Molecular basis of autoimmune disease protection by MDA5 variants

MDA5 recognizes dsRNA from viruses and retroelements. Cooperative filament formation and ATP-dependent proofreading confer MDA5 with the necessary sensitivity and specificity for dsRNA. The gene encoding MDA5 is a hotspot for disease-associated variants. Many MDA5 variants are associated with protection from autoimmune disease, while increasing the risk of infection and chronic inflammation, but how these variants affect MDA5-dependent RNA sensing remains unclear. Here, we determine the consequences of autoimmune-protective MDA5 variants on the molecular structure and activities of MDA5. The rare variants E627* and I923V reduce the cellular interferon response to picornavirus infection and are deficient in filament formation.
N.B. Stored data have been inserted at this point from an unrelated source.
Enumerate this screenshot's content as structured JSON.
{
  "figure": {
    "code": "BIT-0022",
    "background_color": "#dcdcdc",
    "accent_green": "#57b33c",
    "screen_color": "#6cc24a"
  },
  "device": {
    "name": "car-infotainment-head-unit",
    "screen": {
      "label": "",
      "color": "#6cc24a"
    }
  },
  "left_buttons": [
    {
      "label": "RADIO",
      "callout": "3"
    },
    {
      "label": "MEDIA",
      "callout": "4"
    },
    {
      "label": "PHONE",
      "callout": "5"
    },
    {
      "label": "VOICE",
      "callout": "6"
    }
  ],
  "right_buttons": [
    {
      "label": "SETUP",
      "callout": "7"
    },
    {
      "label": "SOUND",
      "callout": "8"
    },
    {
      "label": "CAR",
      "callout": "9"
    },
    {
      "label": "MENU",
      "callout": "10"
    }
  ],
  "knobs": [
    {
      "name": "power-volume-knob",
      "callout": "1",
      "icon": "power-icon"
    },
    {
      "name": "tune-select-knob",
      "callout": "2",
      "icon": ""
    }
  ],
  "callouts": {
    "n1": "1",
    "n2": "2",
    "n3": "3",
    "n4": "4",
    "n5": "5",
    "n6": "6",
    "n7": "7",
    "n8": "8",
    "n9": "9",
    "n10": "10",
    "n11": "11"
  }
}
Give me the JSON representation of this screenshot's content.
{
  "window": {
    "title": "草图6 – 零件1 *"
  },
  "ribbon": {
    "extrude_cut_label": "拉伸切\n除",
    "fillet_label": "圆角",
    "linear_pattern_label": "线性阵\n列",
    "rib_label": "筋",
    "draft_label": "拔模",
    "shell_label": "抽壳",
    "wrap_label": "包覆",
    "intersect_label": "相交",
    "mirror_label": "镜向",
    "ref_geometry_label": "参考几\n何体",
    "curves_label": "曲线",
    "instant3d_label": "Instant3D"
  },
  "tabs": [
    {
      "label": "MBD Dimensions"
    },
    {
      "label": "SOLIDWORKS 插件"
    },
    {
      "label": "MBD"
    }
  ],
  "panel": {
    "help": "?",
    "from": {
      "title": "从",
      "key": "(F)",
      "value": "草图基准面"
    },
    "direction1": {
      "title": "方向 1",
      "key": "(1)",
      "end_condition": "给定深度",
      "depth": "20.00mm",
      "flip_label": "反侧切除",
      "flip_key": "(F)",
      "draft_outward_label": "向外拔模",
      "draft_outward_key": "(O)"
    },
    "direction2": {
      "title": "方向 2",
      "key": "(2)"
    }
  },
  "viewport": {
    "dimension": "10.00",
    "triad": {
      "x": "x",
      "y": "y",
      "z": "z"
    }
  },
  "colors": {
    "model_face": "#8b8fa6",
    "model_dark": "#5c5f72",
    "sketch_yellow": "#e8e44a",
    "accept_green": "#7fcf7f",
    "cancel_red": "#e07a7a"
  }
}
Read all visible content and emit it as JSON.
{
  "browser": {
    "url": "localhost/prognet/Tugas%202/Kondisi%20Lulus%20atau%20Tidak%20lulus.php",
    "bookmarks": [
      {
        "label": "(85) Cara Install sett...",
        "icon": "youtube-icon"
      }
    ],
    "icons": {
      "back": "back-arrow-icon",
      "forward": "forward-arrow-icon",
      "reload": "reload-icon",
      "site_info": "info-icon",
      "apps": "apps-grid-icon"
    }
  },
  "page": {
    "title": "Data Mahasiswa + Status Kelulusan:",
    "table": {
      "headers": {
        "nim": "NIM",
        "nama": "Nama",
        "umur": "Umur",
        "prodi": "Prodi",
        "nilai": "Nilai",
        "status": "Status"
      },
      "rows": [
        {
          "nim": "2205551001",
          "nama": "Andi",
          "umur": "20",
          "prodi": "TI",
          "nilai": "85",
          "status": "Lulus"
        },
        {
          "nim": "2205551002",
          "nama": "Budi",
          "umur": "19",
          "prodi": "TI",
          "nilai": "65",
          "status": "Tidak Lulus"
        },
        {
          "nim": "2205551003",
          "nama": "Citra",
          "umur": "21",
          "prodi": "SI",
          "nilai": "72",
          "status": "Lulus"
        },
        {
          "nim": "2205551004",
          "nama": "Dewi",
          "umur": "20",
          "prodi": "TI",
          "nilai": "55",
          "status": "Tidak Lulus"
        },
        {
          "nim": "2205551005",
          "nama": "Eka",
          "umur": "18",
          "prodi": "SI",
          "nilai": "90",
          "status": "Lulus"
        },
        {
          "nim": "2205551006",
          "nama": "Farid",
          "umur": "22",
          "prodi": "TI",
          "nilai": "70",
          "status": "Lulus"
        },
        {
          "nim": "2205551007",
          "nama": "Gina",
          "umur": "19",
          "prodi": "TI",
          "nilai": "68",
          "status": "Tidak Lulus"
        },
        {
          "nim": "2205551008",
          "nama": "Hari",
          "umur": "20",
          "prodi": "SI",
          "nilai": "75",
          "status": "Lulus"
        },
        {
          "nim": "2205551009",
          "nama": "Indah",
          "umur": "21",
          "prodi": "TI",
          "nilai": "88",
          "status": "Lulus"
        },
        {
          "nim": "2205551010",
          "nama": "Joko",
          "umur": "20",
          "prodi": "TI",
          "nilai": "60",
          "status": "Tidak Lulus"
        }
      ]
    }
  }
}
The I923V variant is ATPase hyperactive, causing premature dissociation from dsRNA. Cryo-EM structures of MDA5 I923V bound to dsRNA at different stages of ATP hydrolysis reveal smaller RNA binding interfaces, leading to excessive proofreading activity. Variants R843H and T946A, which are genetically linked and cause mild phenotypes, have no effect on dsRNA recognition, suggesting an indirect disease mechanism. We conclude that the autoimmune-protective MDA5 variants lead to a loss of MDA5-dependent signaling via multiple distinct mechanisms.